I’ve even begun wondering this if since the original car accident and accident in Afghanistan if the symptoms started long before a few months ago and I was just not recognizing them or ignoring them or attributing them to other things and if the subsequent accidents just escalated the (and possible added a few more) symptoms.
Needless to say all of this has really brought back the anxiety and panic I used to feel. Especially with driving. Where “attacks” can happen so quick, with no apparent triggers and affecting me in such a varied way and varied severity, it really makes me anxious. I will got for a few days, then a week with little to no symptoms and I think, hmm… maybe it’s going away and then it’s back.
I’m having a hard time with anyone taking it seriously. Especially my anxiety over it. Not really my parents. They actually really understand for the most part. Cory’s great and has never once complained but he doesn’t even know the half of it. It’s not that I am trying to keep anything from him. It’s just hard to explain.
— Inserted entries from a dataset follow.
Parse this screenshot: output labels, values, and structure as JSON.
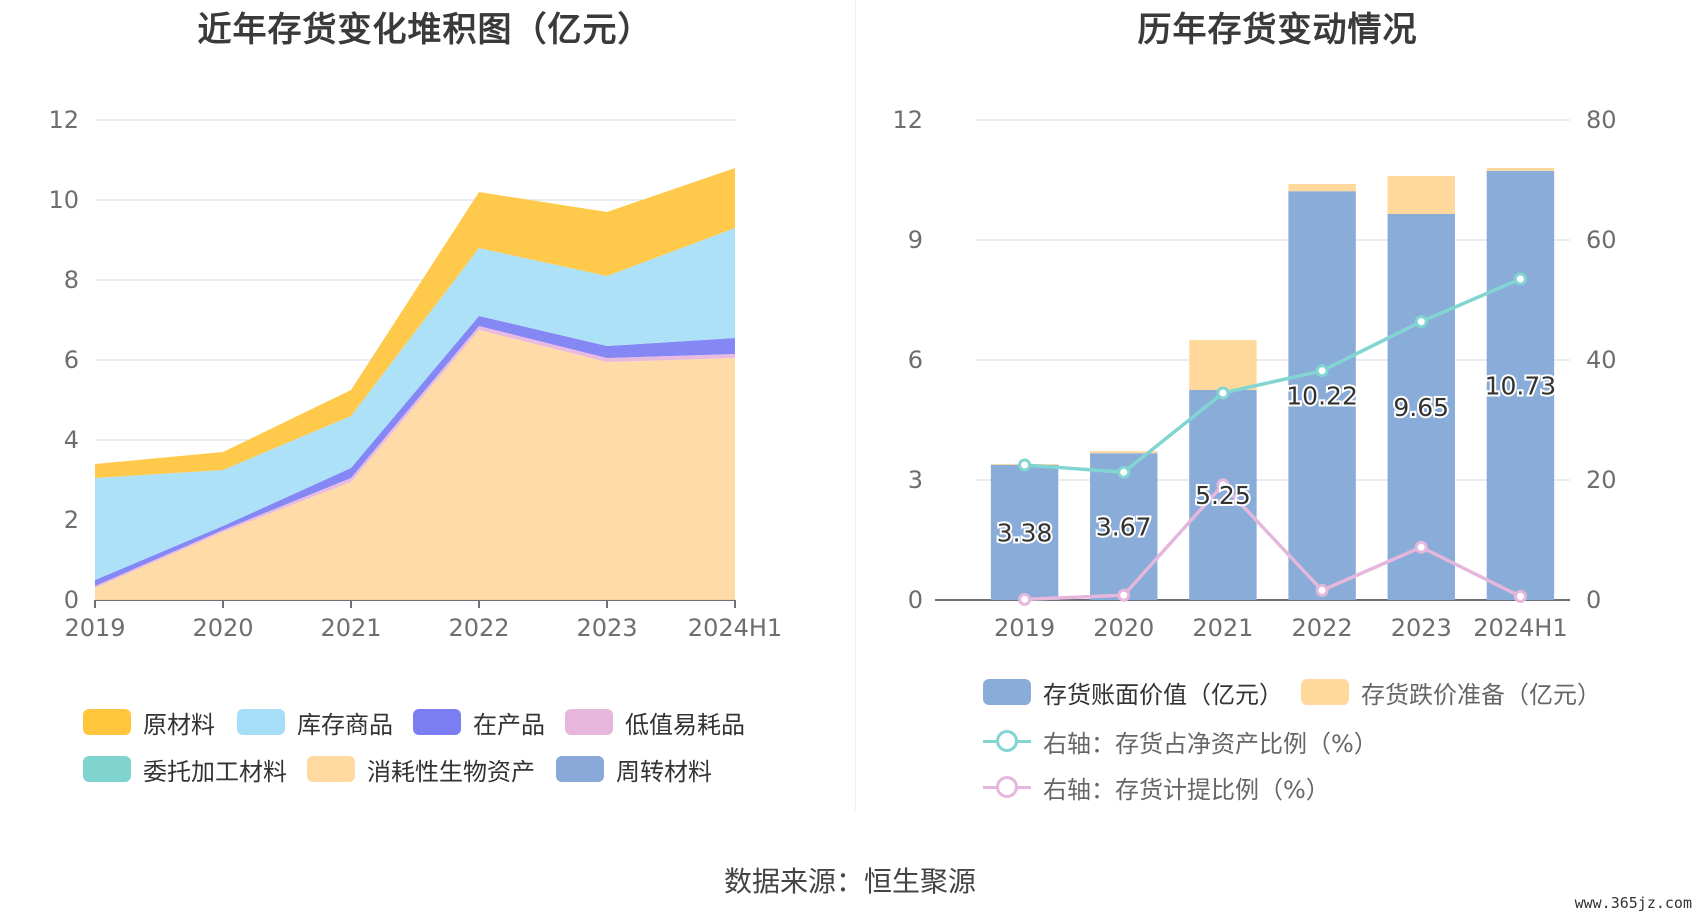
{
  "titles": {
    "left": "近年存货变化堆积图（亿元）",
    "right": "历年存货变动情况"
  },
  "source_text": "数据来源：恒生聚源",
  "watermark": "www.365jz.com",
  "chart_data": [
    {
      "type": "area",
      "title": "近年存货变化堆积图（亿元）",
      "categories": [
        "2019",
        "2020",
        "2021",
        "2022",
        "2023",
        "2024H1"
      ],
      "ylim": [
        0,
        12
      ],
      "yticks": [
        "0",
        "2",
        "4",
        "6",
        "8",
        "10",
        "12"
      ],
      "grid": true,
      "legend_position": "bottom",
      "stack_order": [
        "消耗性生物资产",
        "低值易耗品",
        "在产品",
        "库存商品",
        "原材料"
      ],
      "series": [
        {
          "name": "原材料",
          "color": "#ffc53d",
          "values": [
            0.35,
            0.45,
            0.65,
            1.4,
            1.6,
            1.5
          ]
        },
        {
          "name": "库存商品",
          "color": "#a6def7",
          "values": [
            2.55,
            1.4,
            1.3,
            1.7,
            1.75,
            2.75
          ]
        },
        {
          "name": "在产品",
          "color": "#7b7df3",
          "values": [
            0.15,
            0.1,
            0.25,
            0.25,
            0.3,
            0.4
          ]
        },
        {
          "name": "低值易耗品",
          "color": "#e7b6dc",
          "values": [
            0.05,
            0.05,
            0.1,
            0.1,
            0.1,
            0.1
          ]
        },
        {
          "name": "委托加工材料",
          "color": "#80d4d0",
          "values": [
            0,
            0,
            0,
            0,
            0,
            0
          ]
        },
        {
          "name": "消耗性生物资产",
          "color": "#ffd9a0",
          "values": [
            0.3,
            1.7,
            2.95,
            6.75,
            5.95,
            6.05
          ]
        },
        {
          "name": "周转材料",
          "color": "#8aa8d8",
          "values": [
            0,
            0,
            0,
            0,
            0,
            0
          ]
        }
      ]
    },
    {
      "type": "bar",
      "title": "历年存货变动情况",
      "categories": [
        "2019",
        "2020",
        "2021",
        "2022",
        "2023",
        "2024H1"
      ],
      "ylim": [
        0,
        12
      ],
      "yticks": [
        "0",
        "3",
        "6",
        "9",
        "12"
      ],
      "y2lim": [
        0,
        80
      ],
      "y2ticks": [
        "0",
        "20",
        "40",
        "60",
        "80"
      ],
      "grid": true,
      "legend_position": "bottom",
      "series": [
        {
          "name": "存货账面价值（亿元）",
          "color": "#8aacd9",
          "stack": "a",
          "values": [
            3.38,
            3.67,
            5.25,
            10.22,
            9.65,
            10.73
          ],
          "labels": [
            "3.38",
            "3.67",
            "5.25",
            "10.22",
            "9.65",
            "10.73"
          ]
        },
        {
          "name": "存货跌价准备（亿元）",
          "color": "#ffd99b",
          "stack": "a",
          "values": [
            0.02,
            0.05,
            1.25,
            0.18,
            0.95,
            0.07
          ]
        },
        {
          "name": "右轴：存货占净资产比例（%）",
          "color": "#82d5d2",
          "type": "line",
          "axis": "right",
          "values": [
            22.5,
            21.3,
            34.5,
            38.2,
            46.4,
            53.5
          ]
        },
        {
          "name": "右轴：存货计提比例（%）",
          "color": "#e6b7dc",
          "type": "line",
          "axis": "right",
          "values": [
            0.1,
            0.8,
            19.2,
            1.6,
            8.8,
            0.6
          ]
        }
      ]
    }
  ]
}
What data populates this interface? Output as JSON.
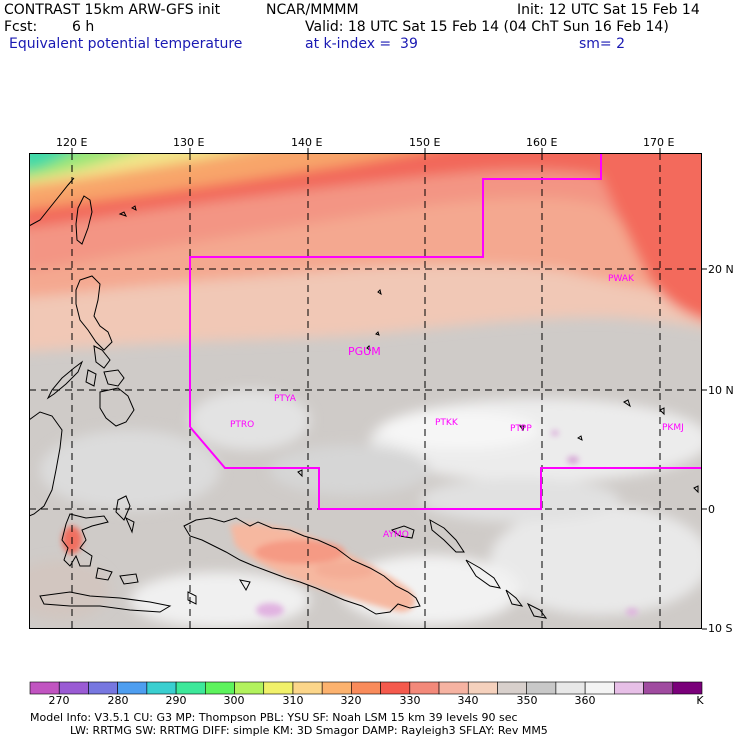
{
  "header": {
    "model_title": "CONTRAST 15km ARW-GFS init",
    "org": "NCAR/MMMM",
    "init": "Init: 12 UTC Sat 15 Feb 14",
    "fcst_label": "Fcst:",
    "fcst_value": "6 h",
    "valid": "Valid: 18 UTC Sat 15 Feb 14 (04 ChT Sun 16 Feb 14)",
    "field": "Equivalent potential temperature",
    "level": "at k-index =  39",
    "smoothing": "sm= 2"
  },
  "axes": {
    "lon_labels": [
      "120 E",
      "130 E",
      "140 E",
      "150 E",
      "160 E",
      "170 E"
    ],
    "lat_labels": [
      "20 N",
      "10 N",
      "0",
      "10 S"
    ]
  },
  "stations": [
    "PGUM",
    "PTYA",
    "PTRO",
    "PTKK",
    "PTPP",
    "PKMJ",
    "PWAK",
    "AYMO"
  ],
  "colorbar": {
    "labels": [
      "270",
      "280",
      "290",
      "300",
      "310",
      "320",
      "330",
      "340",
      "350",
      "360"
    ],
    "unit": "K",
    "colors": [
      "#c154c1",
      "#9a5bd4",
      "#7777e0",
      "#4e9ef0",
      "#3acfd0",
      "#3de89a",
      "#5df35d",
      "#b2f25d",
      "#f1f16a",
      "#fcd68a",
      "#fcb26e",
      "#f98b5b",
      "#f55a4d",
      "#f3897a",
      "#f6b3a2",
      "#f5d1bd",
      "#d8d0cc",
      "#c8c8c8",
      "#e8e8e8",
      "#f4f4f4",
      "#e7bfe7",
      "#a04ba0",
      "#7a007a"
    ]
  },
  "model_info": {
    "line1": "Model Info: V3.5.1     CU: G3       MP: Thompson     PBL: YSU        SF: Noah LSM     15 km    39 levels    90 sec",
    "line2": "LW: RRTMG    SW: RRTMG   DIFF: simple KM: 3D Smagor DAMP: Rayleigh3   SFLAY: Rev MM5"
  }
}
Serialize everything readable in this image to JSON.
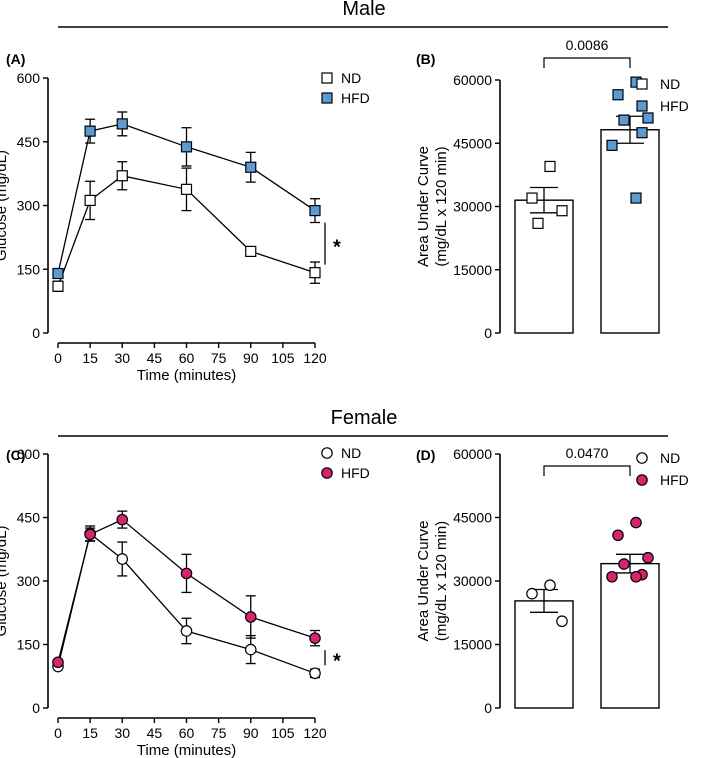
{
  "colors": {
    "male_hfd": "#5b9bd5",
    "female_hfd": "#d6246e",
    "nd": "#ffffff"
  },
  "chart_data": [
    {
      "id": "A",
      "panel_label": "(A)",
      "section": "Male",
      "type": "line",
      "marker": "square",
      "xlabel": "Time (minutes)",
      "ylabel": "Glucose (mg/dL)",
      "xlim": [
        0,
        120
      ],
      "ylim": [
        0,
        600
      ],
      "xticks": [
        0,
        15,
        30,
        45,
        60,
        75,
        90,
        105,
        120
      ],
      "yticks": [
        0,
        150,
        300,
        450,
        600
      ],
      "x": [
        0,
        15,
        30,
        60,
        90,
        120
      ],
      "significance": "*",
      "series": [
        {
          "name": "ND",
          "color_key": "nd",
          "values": [
            110,
            312,
            370,
            338,
            192,
            142
          ],
          "errors": [
            12,
            45,
            33,
            50,
            10,
            25
          ]
        },
        {
          "name": "HFD",
          "color_key": "male_hfd",
          "values": [
            140,
            475,
            492,
            438,
            390,
            288
          ],
          "errors": [
            10,
            28,
            28,
            45,
            35,
            28
          ]
        }
      ]
    },
    {
      "id": "B",
      "panel_label": "(B)",
      "type": "bar",
      "marker": "square",
      "ylabel_lines": [
        "Area Under Curve",
        "(mg/dL x 120 min)"
      ],
      "ylim": [
        0,
        60000
      ],
      "yticks": [
        0,
        15000,
        30000,
        45000,
        60000
      ],
      "p_value": "0.0086",
      "groups": [
        {
          "name": "ND",
          "color_key": "nd",
          "mean": 31500,
          "sem": 3000,
          "points": [
            39500,
            32000,
            29000,
            26000
          ]
        },
        {
          "name": "HFD",
          "color_key": "male_hfd",
          "mean": 48200,
          "sem": 3200,
          "points": [
            59500,
            56500,
            51000,
            50500,
            47500,
            44500,
            32000
          ]
        }
      ]
    },
    {
      "id": "C",
      "panel_label": "(C)",
      "section": "Female",
      "type": "line",
      "marker": "circle",
      "xlabel": "Time (minutes)",
      "ylabel": "Glucose (mg/dL)",
      "xlim": [
        0,
        120
      ],
      "ylim": [
        0,
        600
      ],
      "xticks": [
        0,
        15,
        30,
        45,
        60,
        75,
        90,
        105,
        120
      ],
      "yticks": [
        0,
        150,
        300,
        450,
        600
      ],
      "x": [
        0,
        15,
        30,
        60,
        90,
        120
      ],
      "significance": "*",
      "series": [
        {
          "name": "ND",
          "color_key": "nd",
          "values": [
            98,
            412,
            352,
            182,
            138,
            82
          ],
          "errors": [
            5,
            18,
            40,
            30,
            33,
            10
          ]
        },
        {
          "name": "HFD",
          "color_key": "female_hfd",
          "values": [
            108,
            410,
            445,
            318,
            215,
            165
          ],
          "errors": [
            5,
            15,
            20,
            45,
            50,
            18
          ]
        }
      ]
    },
    {
      "id": "D",
      "panel_label": "(D)",
      "type": "bar",
      "marker": "circle",
      "ylabel_lines": [
        "Area Under Curve",
        "(mg/dL x 120 min)"
      ],
      "ylim": [
        0,
        60000
      ],
      "yticks": [
        0,
        15000,
        30000,
        45000,
        60000
      ],
      "p_value": "0.0470",
      "groups": [
        {
          "name": "ND",
          "color_key": "nd",
          "mean": 25300,
          "sem": 2700,
          "points": [
            29000,
            27000,
            20500
          ]
        },
        {
          "name": "HFD",
          "color_key": "female_hfd",
          "mean": 34100,
          "sem": 2200,
          "points": [
            43800,
            40800,
            35500,
            34000,
            31500,
            31000,
            31000
          ]
        }
      ]
    }
  ]
}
Well I suppose I just did but writing words is easier then saying them to me. He’s not really a reader though. Not in the way I am. Not everyone is. He would understand if given the chance I think. I just am not much of a communicator verbally. Half of what I say never makes any sense to anyone but me (if it even makes sense to me…).
My doctor is trying but he’s stumped. Not really looking at the bigger picture. As most doctors are, he more concerned with the symptoms and how to treat them and putting a label on it, which I know is important. He’s good but what does it matter. He’s not the one to figure it all out. I’m not sure who is. I also know that even if I have a theory, as such, that it’s not necessarily correct. Or fully correct. Or does it even matter?
Ultimately I just feel frustrated and even though I have a good support group. I still feel alone. Overall a lot of things have an effect on it all. When I get tired (mentally or physically) it starts to happen. When I get a headache from something else like loud noises, it starts. Not to mention I am more sensitive to sounds because of (or is it a cause of?) all of this. It’s just a vicious circle that I seem to be suffering from 24/7 cause if it is not actually physically happening then I am dreading the moment it starts. Or part of it. I just don’d know where to begin. I just don’t know how it will end. I know there is worse things out there. I know people in (and out of) my life face much worse throughout life. Maybe even I will myself at some point. But right now, to me it is my own private hell. Over and over again.
I do have hope though. If I’ve learnt one thing in my life it’s that miracle can and do happen. Sometimes things just work themselves out and other times you figure things out, and other times someone else figures them out for you and points you where you need to go. That right now… is my everyday life, or something like it… I don’t know if I should add this or not… But. That first car accident? It was not really an accident at all.